Training ended the moment they started running.

Everything Sergeant Drav had taught them — the footwork, the spear angles, the way to hold a line under pressure — had lasted approximately forty minutes into the actual battle before the actual battle made clear it had not consulted the training manual. What replaced it was something older and less elegant: the body's own deep instruction set, the one written in before language, the one that knows only forward and backward and the difference between sounds that mean immediate danger and sounds that mean danger that has not yet arrived.

They were in survival mode now. All of them. The four remaining.

Kael moved through the afternoon with Bren close behind him as promised, Ysse on the flank, Orren — limping from something he wouldn't specify but clearly not trivial — reading the terrain ahead and calling turns before they were obvious. They were no longer part of a formation. The formation had dissolved sometime around the third hour. What they were part of now was harder to name — a loose, desperate improvisation, four people trying to stay alive in a situation designed by people who were not here.

Bren had stopped being terrified, which was not the same as being unafraid. There is a point in a sufficiently bad situation where the fear simply runs out of room and is replaced by a flat, clear-eyed focus that looks from the outside like calm. Bren had reached that point. He moved efficiently. He stopped flinching at sounds. He did what needed to be done without needing it explained.
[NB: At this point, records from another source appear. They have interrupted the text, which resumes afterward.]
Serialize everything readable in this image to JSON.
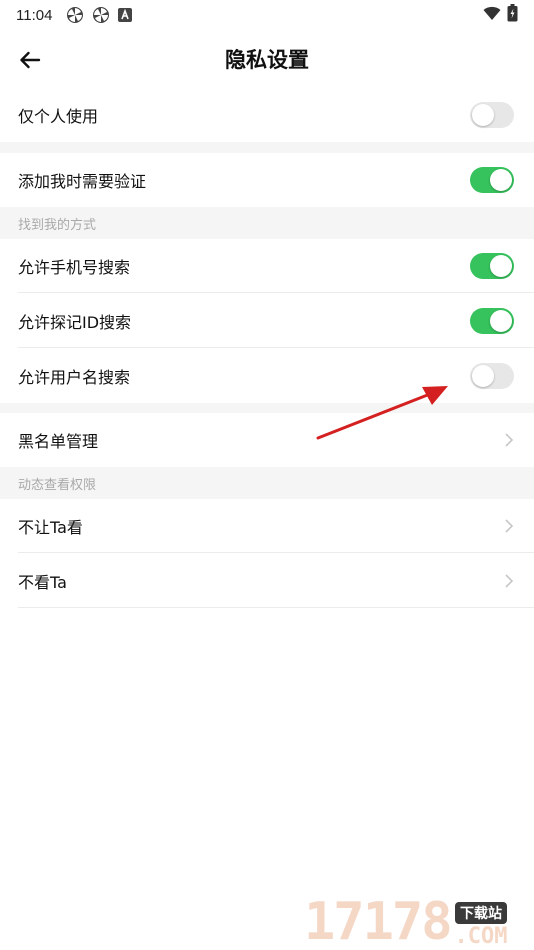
{
  "status_bar": {
    "time": "11:04",
    "icons": [
      "pinwheel-icon",
      "pinwheel-icon",
      "a-badge-icon"
    ],
    "right_icons": [
      "wifi-icon",
      "battery-icon"
    ]
  },
  "header": {
    "title": "隐私设置",
    "back_icon": "back-arrow-icon"
  },
  "settings": {
    "personal_only": {
      "label": "仅个人使用",
      "enabled": false
    },
    "require_verification": {
      "label": "添加我时需要验证",
      "enabled": true
    }
  },
  "find_me": {
    "section_title": "找到我的方式",
    "phone": {
      "label": "允许手机号搜索",
      "enabled": true
    },
    "tanji_id": {
      "label": "允许探记ID搜索",
      "enabled": true
    },
    "username": {
      "label": "允许用户名搜索",
      "enabled": false
    }
  },
  "blacklist": {
    "label": "黑名单管理"
  },
  "moments": {
    "section_title": "动态查看权限",
    "hide_from": {
      "label": "不让Ta看"
    },
    "dont_see": {
      "label": "不看Ta"
    }
  },
  "colors": {
    "toggle_on": "#36c25c",
    "toggle_off": "#e7e7e7",
    "annotation_arrow": "#d42020"
  },
  "watermark": {
    "digits": "17178",
    "badge": "下载站",
    "suffix": ".COM"
  }
}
Kael watched this and felt something complicated — pride and grief together, the way you feel when someone young becomes something they didn't ask to become.

None of them talked about Sorin.

Not yet. There was no container for it yet. It sat in all four of them like something swallowed wrong, present and unprocessed, waiting for a moment that had not arrived.

What they talked about, when they talked, was practical. Water. Position. The direction of the pressure. Whether the eastern line had held or folded. Orren believed it had folded — the movement of retreating soldiers suggested a collapse rather than a controlled withdrawal, and the supply wagons had stopped coming, which meant either victory or disaster and given everything else, disaster seemed more probable.

They found a shallow ravine as the light changed and dropped into it and breathed.

"We're still alive," Bren said, in the tone of a person confirming something they are not entirely sure about.

"Yes," Kael said.

"What do we do now?"

Kael looked at Ysse. Ysse looked at Orren. Orren was looking at the sky the way he looked at maps — measuring, orienting, finding the shape of the thing.

"We find the others," Kael said. "Then we find out what actually happened today."

He meant the battle. He also meant more than the battle. He was beginning to mean the same thing he had been meaning since the first morning in the training yard, when he ran his thumb over the mark on the spear and felt the question it contained.

He was starting to think the two things were the same question.